Tuesday, September 14, 2021

Dust as far as the eye can see

Housekeeping has been a very sore spot for a long time now. I was delighted to find The Organised Mum Method and app and I have used it more consistently that just about any other plan I ever came up with. However, after a good burst of starting to get back to it earlier this year, my back was so sore that I did nothing for a couple of months. Looking back through my app history I can see that I actually started on 14 November 2020 and kept going up to 31 March 2021. Then I picked it up again from 24 April to 25 May. That is more than I thought I had done. And on some days I even finished everything on the list. So, the background clutter wasn't really getting touched, but the day-to-day was getting done and no new clutter being added. 

Bits and bobs from shelves/window sill etc. in the bedroom
 At any rate, in mid-June I contacted the concierge service offered by work and asked them to find me a cleaning lady to come and do a deep clean. Unfortunately, I kept expecting it to be "any day now" and it ended up taking them a couple of months. Since my back was still pretty bad and I was generally feeling overwhelmed and not able to anything, I've just been letting the dust gather and doing just enough to maintain some basic hygiene in the bathroom and kitchen at least. 

Finally, on Sunday, after having the date moved twice, someone came and spent about four and a half hours cleaning. She was supposed to be there for five but after three hours I was already feeling very uncomfortable having someone I didn't know in MY SPACE, so I chopped a few things off the planned list and she left after four and a half hours. She seemed to think by the time she left that we were great friends, whereas I had landed more on the side of hope-to-never-see-you-again.
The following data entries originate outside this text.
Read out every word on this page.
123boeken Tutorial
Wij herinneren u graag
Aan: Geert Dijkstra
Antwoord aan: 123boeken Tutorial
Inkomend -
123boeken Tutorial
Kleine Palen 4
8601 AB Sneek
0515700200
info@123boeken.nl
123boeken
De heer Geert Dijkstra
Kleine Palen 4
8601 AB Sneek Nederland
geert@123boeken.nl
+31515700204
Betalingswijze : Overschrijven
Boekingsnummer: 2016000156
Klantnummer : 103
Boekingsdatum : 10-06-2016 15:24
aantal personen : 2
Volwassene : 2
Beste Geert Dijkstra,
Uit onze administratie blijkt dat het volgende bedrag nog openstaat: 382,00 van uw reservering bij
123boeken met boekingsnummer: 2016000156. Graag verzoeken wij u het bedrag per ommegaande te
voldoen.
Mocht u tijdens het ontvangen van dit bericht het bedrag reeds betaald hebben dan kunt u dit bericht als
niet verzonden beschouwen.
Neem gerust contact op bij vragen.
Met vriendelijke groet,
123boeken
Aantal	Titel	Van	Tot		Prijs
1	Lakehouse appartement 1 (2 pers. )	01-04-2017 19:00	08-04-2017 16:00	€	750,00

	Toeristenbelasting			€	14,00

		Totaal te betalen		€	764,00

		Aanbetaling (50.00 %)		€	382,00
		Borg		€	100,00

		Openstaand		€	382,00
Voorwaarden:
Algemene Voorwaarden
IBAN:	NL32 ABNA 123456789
A kind of strange person, not the best cleaner, but she did manage to deal with an awful lot of dust and I am managing to calm down a bit two days later and just appreciate the fact that she dusted things that I haven't even looked at for months or years.

The space in front of the dresser was full with boxes and bags of stuff - literally up to the drawers and about as far out as that black stool. You can see the marks in the dust!

It also forced me to deal with some of that background clutter. Now, I didn't manage to actually declutter and sort everything, but I did move most of it over to my other apartment/office. I will try to finish painting that this weekend and then start tackling the piles of bags and boxes one at a time. After already renting it for more than a year, it's time I had more than just one lonely table and chair in there! While the cleaner was here on Sunday, I mostly tried tackling my writing desk, which has become yet another incarnation of the Table of Doom


Bits and bobs from sitting room

I did loads of sorting, gathered a big bag of paper to recyle, almost filled six plastic boxes, and it still looks very much like a Table of Doom. So the plan is to first finish painting the office, but also to spend any spare TOMM time working on clearing my writing desk. I'll be most likely reverting to my old scheme of 3 Little Things to get it done. I started with the boxes of stuff that were lying around on shelves or window sills or the tops of cupboards and am making some good progress so far.

When it is all done, I can move the writing desk, and a small set of shelves and drawers over to the office, which will give me loads of space in my sitting room. I'd like to move the table down towards the window but can't quite decide where to move the couch to in order to get that done. We'll see.